When it comes to healthy aging, most people recognize that staying physically active is one of the most beneficial things seniors can do. However, results of a new study suggest that older adults may want to pick up the pace on their walk around the block to reap as many benefits as possible.

The research, out of Denmark's Bispebjerg University Hospital, followed more than 10,000 Danish citizens between the ages of 21 and 98 and looked for signs of metabolic syndrome, a combination of factors such as high blood pressure and obesity, which is associated with heart disease and stroke. After evaluating their health, the team analyzed the participants' progress for 10 years.

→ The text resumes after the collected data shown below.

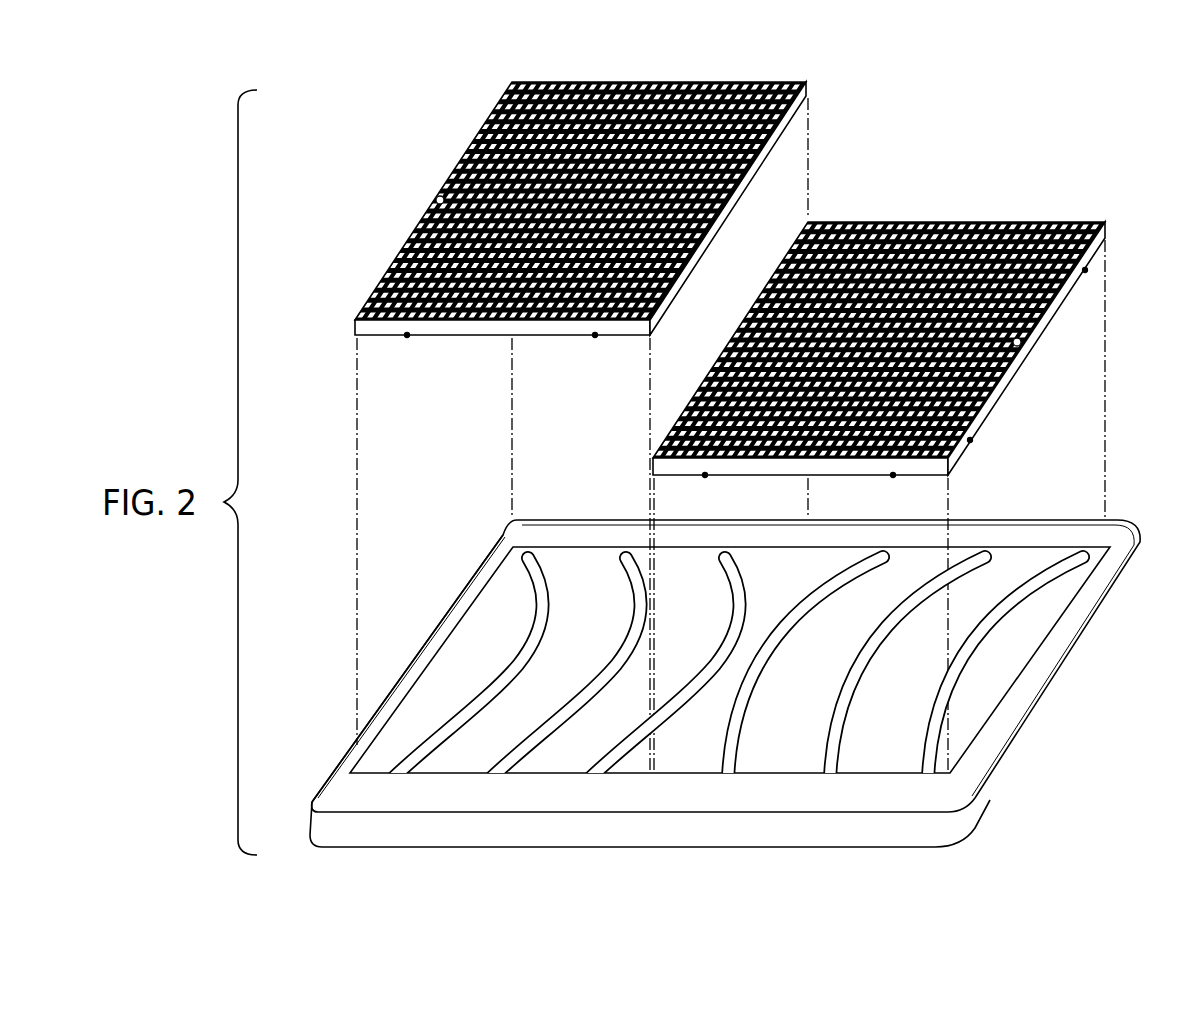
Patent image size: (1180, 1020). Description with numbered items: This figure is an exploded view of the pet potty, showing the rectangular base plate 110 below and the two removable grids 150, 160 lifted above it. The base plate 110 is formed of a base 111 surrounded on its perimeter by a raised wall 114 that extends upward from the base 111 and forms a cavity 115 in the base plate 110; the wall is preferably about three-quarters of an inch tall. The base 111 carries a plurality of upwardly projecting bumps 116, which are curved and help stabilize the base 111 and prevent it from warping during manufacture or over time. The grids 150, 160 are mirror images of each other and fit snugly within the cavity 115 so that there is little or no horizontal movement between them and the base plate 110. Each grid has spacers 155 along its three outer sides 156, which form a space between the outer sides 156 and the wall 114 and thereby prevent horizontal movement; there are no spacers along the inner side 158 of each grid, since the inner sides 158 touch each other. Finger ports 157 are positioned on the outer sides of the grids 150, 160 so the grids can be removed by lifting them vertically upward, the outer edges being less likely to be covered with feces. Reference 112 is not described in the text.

The base plate 110 is at (1060, 692).
The base 111 is at (527, 732).
The tray floor region 112 is at (775, 758).
The raised wall 114 is at (430, 660).
The cavity 115 is at (473, 758).
The bumps 116 is at (975, 555).
The grid 150 is at (993, 222).
The spacers 155 is at (407, 335).
The outer sides 156 is at (655, 82).
The finger ports 157 is at (435, 200).
The inner side 158 is at (723, 215).
The grid 160 is at (615, 82).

Scientists found that while any bit of physical activity lowered the risk of metabolic syndrome, the benefits were much greater in people who upped the intensity of their walk or jog. For instance, fast walking cut the risk of the syndrome in half, while jogging lowered it by about 40 percent. Interestingly, the length of time a person walked had no noticeable impact.

"Our results confirm the role of physical activity in reducing [metabolic syndrome] risk and suggest that intensity rather than volume of physical activity is important," the researchers wrote in the British Medical Journal.

Though the findings suggest intensity levels are tied to a decreased risk of stroke and heart disease, any amount of exercise is an important part of a healthy lifestyle for seniors. In fact, research has suggested that even a moderate amount of walking could stave off the progression of Alzheimer's disease.

A 2010 study from the University of Pittsburgh found that walking as little as five miles a week could slow cognitive decline in patients with mild cognitive impairment, while six miles a week could benefit Alzheimer's patients.